Parameters are similar to inputs, but are inline data (either strings or numbers) rather than references to files or directories. The parameter "type" property can be set to: string, int, float, double, long, or Any. 

The following is an example of a workflow parameter definition with one parameter, "threads":

.. code-block:: yaml

    parameters: 
      threads:
        label: CPU Threads
        description: Number of CPU threads for alignment
        type: int
        default: 2
        enable: false
        visible: true

Steps
-----

The steps section describes all workflow steps and their order of execution. Each step of a workflow references a single analytical or computational task called an "application" or "app". For example, the "app" of the "align" step in the example definition references the "bwa-mem" app. Apps are described in more detail in the "Apps" section.

The order of step execution is determined by the "depend" list defined for each step. In the example definition, the "index" step executes first because it has no dependencies on other steps (i.e., "depend" is an empty list). "align" executes only after "index" completes because it depends on the "index" step (i.e., "depend" explicitly contains "index").

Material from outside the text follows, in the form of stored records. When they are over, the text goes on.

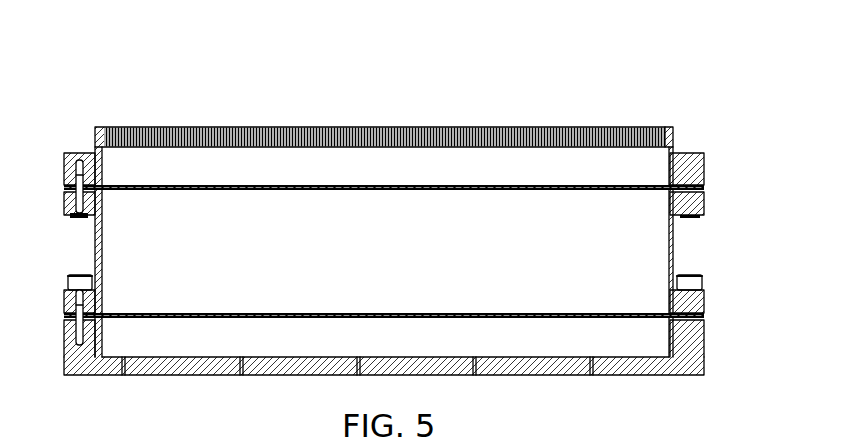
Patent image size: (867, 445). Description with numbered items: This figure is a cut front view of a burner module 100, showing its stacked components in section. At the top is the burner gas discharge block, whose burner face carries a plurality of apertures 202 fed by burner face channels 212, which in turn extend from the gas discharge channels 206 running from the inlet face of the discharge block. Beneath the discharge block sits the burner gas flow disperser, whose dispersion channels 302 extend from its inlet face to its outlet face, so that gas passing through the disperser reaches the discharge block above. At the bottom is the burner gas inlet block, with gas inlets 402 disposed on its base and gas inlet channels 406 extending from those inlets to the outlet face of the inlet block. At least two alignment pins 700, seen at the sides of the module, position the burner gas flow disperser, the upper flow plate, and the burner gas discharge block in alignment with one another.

The burner module 100 is at (382, 230).
The apertures 202 is at (384, 117).
The burner face channels 212 is at (552, 129).
The gas discharge channels 206 is at (658, 156).
The dispersion channels 302 is at (652, 253).
The gas inlets 402 is at (588, 376).
The gas inlet channels 406 is at (650, 343).
The alignment pins 700 is at (78, 199).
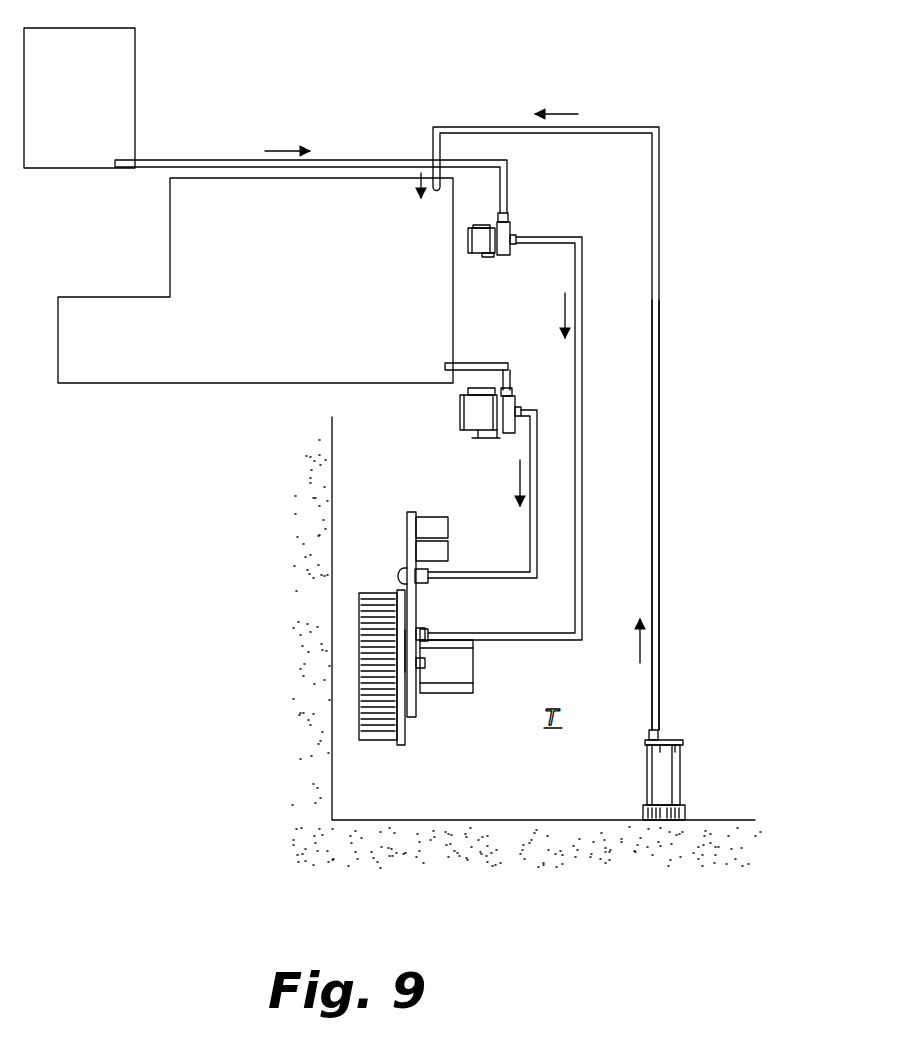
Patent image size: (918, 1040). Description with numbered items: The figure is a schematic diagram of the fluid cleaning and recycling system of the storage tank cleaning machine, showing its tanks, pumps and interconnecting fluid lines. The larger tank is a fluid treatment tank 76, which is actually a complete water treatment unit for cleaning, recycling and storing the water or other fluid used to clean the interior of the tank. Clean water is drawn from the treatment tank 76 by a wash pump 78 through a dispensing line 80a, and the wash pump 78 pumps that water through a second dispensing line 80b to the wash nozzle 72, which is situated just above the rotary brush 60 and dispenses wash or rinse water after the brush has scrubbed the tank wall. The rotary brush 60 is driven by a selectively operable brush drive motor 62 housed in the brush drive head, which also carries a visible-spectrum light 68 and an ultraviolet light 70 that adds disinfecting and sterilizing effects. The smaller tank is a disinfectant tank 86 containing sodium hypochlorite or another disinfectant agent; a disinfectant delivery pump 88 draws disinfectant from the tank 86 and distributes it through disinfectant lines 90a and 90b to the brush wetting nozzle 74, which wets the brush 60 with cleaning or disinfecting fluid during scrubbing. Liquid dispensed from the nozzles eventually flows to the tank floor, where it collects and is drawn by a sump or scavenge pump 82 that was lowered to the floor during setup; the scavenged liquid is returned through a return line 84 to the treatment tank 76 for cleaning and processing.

The disinfectant tank 86 is at (97, 101).
The fluid treatment tank 76 is at (320, 295).
The disinfectant line 90a is at (365, 158).
The disinfectant line 90b is at (582, 392).
The return line 84 is at (659, 425).
The disinfectant delivery pump 88 is at (480, 257).
The dispensing line 80a is at (472, 362).
The wash pump 78 is at (457, 405).
The dispensing line 80b is at (530, 540).
The ultraviolet light 70 is at (405, 520).
The light 68 is at (405, 552).
The wash nozzle 72 is at (398, 578).
The brush wetting nozzle 74 is at (405, 632).
The rotary brush 60 is at (360, 690).
The brush drive motor 62 is at (447, 695).
The scavenge pump 82 is at (683, 773).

The "template" section lists inputs and parameters that are passed to the referenced app. Templates are described in more detail in the section "Dynamic Templating". 

The "map" section of each app is optional and, if included, enables the Map-Reduce functionality of GeneFlow. This feature is described in more detail in the section "Map Reduce".

.. code-block:: yaml

    steps:
      index:
        app: bwa-index
        depend: []
        template:
          reference: ${workflow->reference}
          output: reference

      align:
        app: bwa-mem
        depend: [ "index" ]
        map:
          uri: ${workflow->files}
          regex: (.*)_(R|)1(.*)\.((fastq|fq)(|\.gz))$
        template:
          input: ${workflow->files}/${1}_${2}1${3}.${4}
          pair: ${workflow->files}/${1}_${2}2${3}.${4}
          reference: ${index->output}/reference
          threads: ${workflow->threads}
          output: ${1}.sam
    ...

.. _definition-apps:

Apps
----

Apps referenced by workflow steps are defined independently of workflows, enabling modularity and reusability. An app can be referenced by multiple workflows or referenced multiple times within a single workflow. Bioinformatics workflows that effectively leverage this feature of GeneFlow naturally avoid the pitfall of monolithic code by inherently modularizing each logical bioinformatics operation as a reusable app. In this way, a GeneFlow workflow definition describes how these independent bioinformatics apps are orchestrated to achieve a complex multi-step bioinformatics goal. 

A single app can be referenced by a step using the "app" field. For example, the "app" field within a step definition can point to an app definition YAML file as follows:

.. code-block:: yaml

    steps:
      index:
        app: bwa-index
        depend: []
        template:
          reference: ${workflow->reference}
          output: reference

With the above definition, GeneFlow will accordingly look for the "bwa-index" app in the "apps" section of the workflow definition. The following is an example of the "apps" section:

.. code-block:: yaml

    apps:
      bwa-index:
        git: https://gitlab.com/geneflow/apps/bwa-index-gf2.git
        version: '0.7.17-03'
      bwa-mem:
        git: https://gitlab.com/geneflow/apps/bwa-mem-gf2.git
        version: '0.7.17-03'

Like workflows, app definitions include metadata, inputs, and parameters sections, but also include a section that defines app execution. App metadata is similar to workflow metadata and includes the following fields:

- name: A short string that represents the name of the app. 
- description: A longer string, up to several sentences, that describes the app.
- git: A link to the app's source control repository.
- version: String representing the current or latest version number of the app.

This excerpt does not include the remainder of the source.